3. You have used up your willpower for the day. You wake up early for a run, skipping the snooze button, order a healthy breakfast of oatmeal instead of a doughnut, and then decline the chocolate cake at the office birthday party. You walk right past the bowl of gummy bears on your co-workers desk, order a salad at lunch (dressing on the side) and drink water instead of juice during the afternoon. You’ve been “good” and practiced restraint all day – so when your husband brings home a package of gourmet cookies in the evening, you devour them. All of them. Willpower is a finite resource; it’s a bad idea to go on a diet, try to trim your household budget and stop shopping online all at the same time. You can’t follow the rules exactly every minute of your life, so at the end of the day when you are tired and your willpower is too – you reach for a cookie. And another. Learn to recognize what triggers your evening sugar cravings, and plan to reward yourself in a non-edible way when you feel the urge to eat sweets coming: buy a bouquet of flowers, go for a walk with your dog or watch a funny movie.

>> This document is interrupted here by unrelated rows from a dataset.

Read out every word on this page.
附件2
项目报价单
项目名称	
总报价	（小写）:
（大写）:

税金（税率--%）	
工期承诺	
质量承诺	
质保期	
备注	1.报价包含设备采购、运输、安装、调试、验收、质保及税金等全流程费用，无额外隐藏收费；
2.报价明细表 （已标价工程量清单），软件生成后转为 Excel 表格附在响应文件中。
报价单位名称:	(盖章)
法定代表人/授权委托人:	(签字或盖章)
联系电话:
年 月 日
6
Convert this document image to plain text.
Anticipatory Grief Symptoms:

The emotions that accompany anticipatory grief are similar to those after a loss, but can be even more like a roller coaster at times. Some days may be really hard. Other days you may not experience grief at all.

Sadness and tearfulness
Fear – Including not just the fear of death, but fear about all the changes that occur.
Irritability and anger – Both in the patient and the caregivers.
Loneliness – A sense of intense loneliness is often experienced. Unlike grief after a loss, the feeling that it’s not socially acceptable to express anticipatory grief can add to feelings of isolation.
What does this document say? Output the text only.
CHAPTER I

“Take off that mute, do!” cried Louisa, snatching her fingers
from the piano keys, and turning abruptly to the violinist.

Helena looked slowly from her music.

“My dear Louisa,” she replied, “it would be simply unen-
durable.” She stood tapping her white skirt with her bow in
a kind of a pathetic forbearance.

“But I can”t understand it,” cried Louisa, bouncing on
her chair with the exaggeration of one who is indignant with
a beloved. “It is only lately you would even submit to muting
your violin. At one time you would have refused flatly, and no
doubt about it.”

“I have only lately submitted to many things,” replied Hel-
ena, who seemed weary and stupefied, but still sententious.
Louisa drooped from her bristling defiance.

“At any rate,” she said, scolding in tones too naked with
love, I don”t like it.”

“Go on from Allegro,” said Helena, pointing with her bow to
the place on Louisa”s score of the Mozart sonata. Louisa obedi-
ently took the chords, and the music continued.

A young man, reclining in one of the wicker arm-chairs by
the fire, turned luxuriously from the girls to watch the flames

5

4. Sweets remind you of happy times. As children, we are given sugary treats when we behave well or when times are happy (like holidays). We learn to associate the taste of sugar with happy feelings, and as adults, we try to recreate those sweet childhood memories with a chocolate chip cookie, popsicle or ice cream cone. While everyone deserves to indulge now and then, emotional eating rarely brings the satisfaction you crave – and often it just makes you eat even more as you search for those happy feelings. Let yourself have one awesome treat each week, like a hot fudge sundae or scrumptious cupcake, eat it very slowly and enjoy every minute of it. This way you won’t feel like you are denying yourself – and you can sample the sweet treats that you truly want without giving in to cravings.